The steering box eventually grew so gear-worn that it took a complete revolution of the steering wheel before a turn would initiate. This distressed my passengers and ruined at least one budding romance.

Not long after I successfully dropped a junkyard replacement into place, the generator died. This was impossible to junkyard-source, and I was forced to order one, full-priced, through the J.C. Whitney catalogue once I’d saved enough money for it. Meanwhile, the battery couldn’t charge. I was forced always to park on enough of a grade to allow me to roll the car, in neutral, until it picked up enough speed so that I could pop the clutch and start the engine. This is a very handy and now practically unknown skill.

My best repair-gone-wrong was the result of getting too cocky (or lazy) with maintenance, letting a valve job go way too long. I’d driven from Ridgefield to Storrs, where a friend who attended the University of Connecticut had found an LP I’d been seeking for years (Beethoven trios played by Heifetz, Primrose, and Piatigorsky, if you must know).

On the way home, well past midnight, heading through Hartford, the car’s engine coughed convulsively and died. I persuaded it to start again. I made it as far as Danbury, where it gave a terrific shudder and stopped with a thoroughness that allowed no doubt of the finality of its demise. I walked to a nearby hotel and sat in the lobby until morning, when I could phone a friend for a ride. I memorized the program notes on the back of that LP.

We chain-towed the car to where I was living, an apartment house that fortunately had both basement and garage space. We rolled the Ghia into a garage bay and, with the Muir book at my side, I removed oil filter and other protrusions, unbolted the engine from the transmission, lowered the engine as far as a borrowed transmission jack would allow, and, with three muscular friends, lifted the car body up and over it.

When I got the engine on the basement bench and parted its halves, a shower of metal cascaded forth.
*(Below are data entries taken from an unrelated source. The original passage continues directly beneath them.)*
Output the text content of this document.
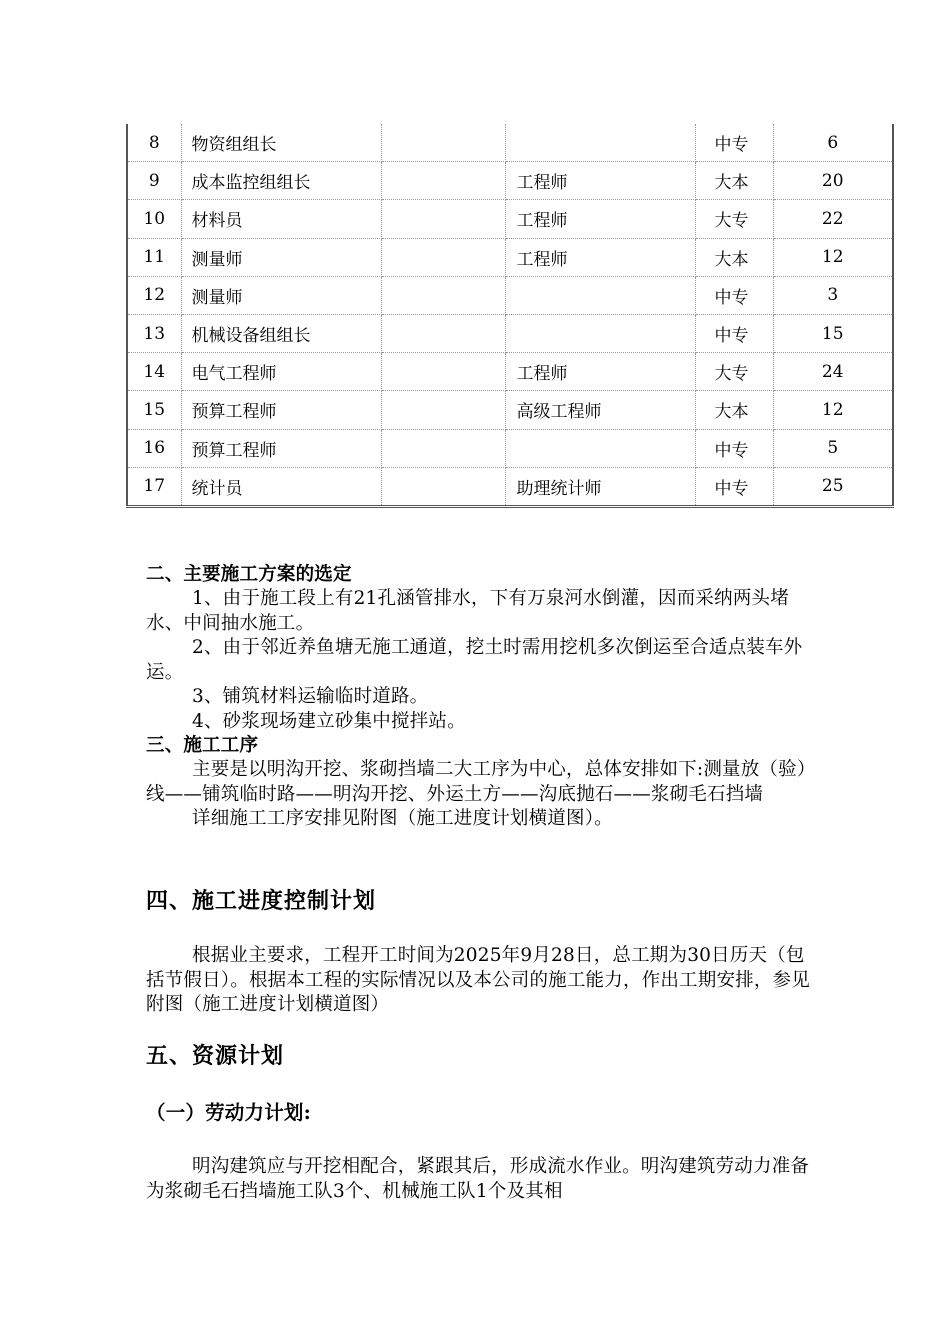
8	物资组组长			中专	6
9	成本监控组组长		工程师	大本	20
10	材料员		工程师	大专	22
11	测量师		工程师	大本	12
12	测量师			中专	3
13	机械设备组组长			中专	15
14	电气工程师		工程师	大专	24
15	预算工程师		高级工程师	大本	12
16	预算工程师			中专	5
17	统计员		助理统计师	中专	25
二、主要施工方案的选定

1、由于施工段上有21孔涵管排水，下有万泉河水倒灌，因而采纳两头堵水、中间抽水施工。

2、由于邻近养鱼塘无施工通道，挖土时需用挖机多次倒运至合适点装车外运。

3、铺筑材料运输临时道路。

4、砂浆现场建立砂集中搅拌站。

三、施工工序

主要是以明沟开挖、浆砌挡墙二大工序为中心，总体安排如下:测量放（验）线——铺筑临时路——明沟开挖、外运土方——沟底抛石——浆砌毛石挡墙

详细施工工序安排见附图（施工进度计划横道图）。

四、施工进度控制计划

根据业主要求，工程开工时间为2025年9月28日，总工期为30日历天（包括节假日）。根据本工程的实际情况以及本公司的施工能力，作出工期安排，参见附图（施工进度计划横道图）

五、资源计划
（一）劳动力计划:

明沟建筑应与开挖相配合，紧跟其后，形成流水作业。明沟建筑劳动力准备为浆砌毛石挡墙施工队3个、机械施工队1个及其相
One of the valves was seized in place. The camshaft was broken into three pieces. The crankshaft was bent. The pistons were welded to the cylinders, one of which was split like an exploded cigar.

A friend of the chef I worked for gave me an engine block and crankshaft. I had to buy a camshaft and pistons and cylinders and much, much more from the Whitney catalogue, accumulating them as I could afford them. Thus the rebuild job stretched through a winter, during which I hitchhiked to work and back.
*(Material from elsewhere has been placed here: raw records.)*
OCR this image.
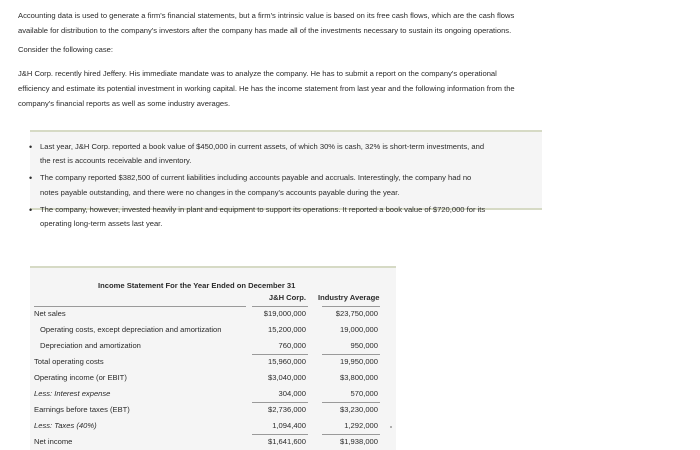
Accounting data is used to generate a firm's financial statements, but a firm's intrinsic value is based on its free cash flows, which are the cash flows
available for distribution to the company's investors after the company has made all of the investments necessary to sustain its ongoing operations.

Consider the following case:

J&H Corp. recently hired Jeffery. His immediate mandate was to analyze the company. He has to submit a report on the company's operational
efficiency and estimate its potential investment in working capital. He has the income statement from last year and the following information from the
company's financial reports as well as some industry averages.

• Last year, J&H Corp. reported a book value of $450,000 in current assets, of which 30% is cash, 32% is short-term investments, and
the rest is accounts receivable and inventory.
• The company reported $382,500 of current liabilities including accounts payable and accruals. Interestingly, the company had no
notes payable outstanding, and there were no changes in the company's accounts payable during the year.
• The company, however, invested heavily in plant and equipment to support its operations. It reported a book value of $720,000 for its
operating long-term assets last year.
Income Statement For the Year Ended on December 31
J&H Corp. Industry Average
Net sales	$19,000,000	$23,750,000
Operating costs, except depreciation and amortization	15,200,000	19,000,000
Depreciation and amortization	760,000	950,000
Total operating costs	15,960,000	19,950,000
Operating income (or EBIT)	$3,040,000	$3,800,000
Less: Interest expense	304,000	570,000
Earnings before taxes (EBT)	$2,736,000	$3,230,000
Less: Taxes (40%)	1,094,400	1,292,000
Net income	$1,641,600	$1,938,000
Muir couldn’t overstress how important it was to keep the components clean. I watched with dismay as grease got into everything. But the parts-packages arrived, I fitted them into place, and by spring I had the block back together and called for my crew to help me reinstall it.

Genius at work.
I’d already learned that the last thing you want to tell a professional mechanic is that you work on your own car. There’s an expression that sits between contempt and pity that crosses the other’s face. Worse is to confess that you rebuilt the engine. Worst of all: to so-confess and add that it won’t turn over. They loved that at the garage to which I towed my vehicle. Even more, they gloried in revealing the diagnosis: “You got the distributor in backwards.”

After which my Karmann-Ghia was alive once more, its compression levels better than ever. I gloried in its reanimation even as the brakes grew sloppy and I dragged out Muir again. The master cylinder needed to be replaced. I ordered one from Whitney. My roommate, ignorant of its brakelessness, borrowed it for a quick errand. It met its end against a Buick. The Buick was undamaged; the Ghia was toast. Thankfully, the fates have seen fit to clog car engines which annoyances ranging from fuel injection to computer modules. My fingernails sparkle.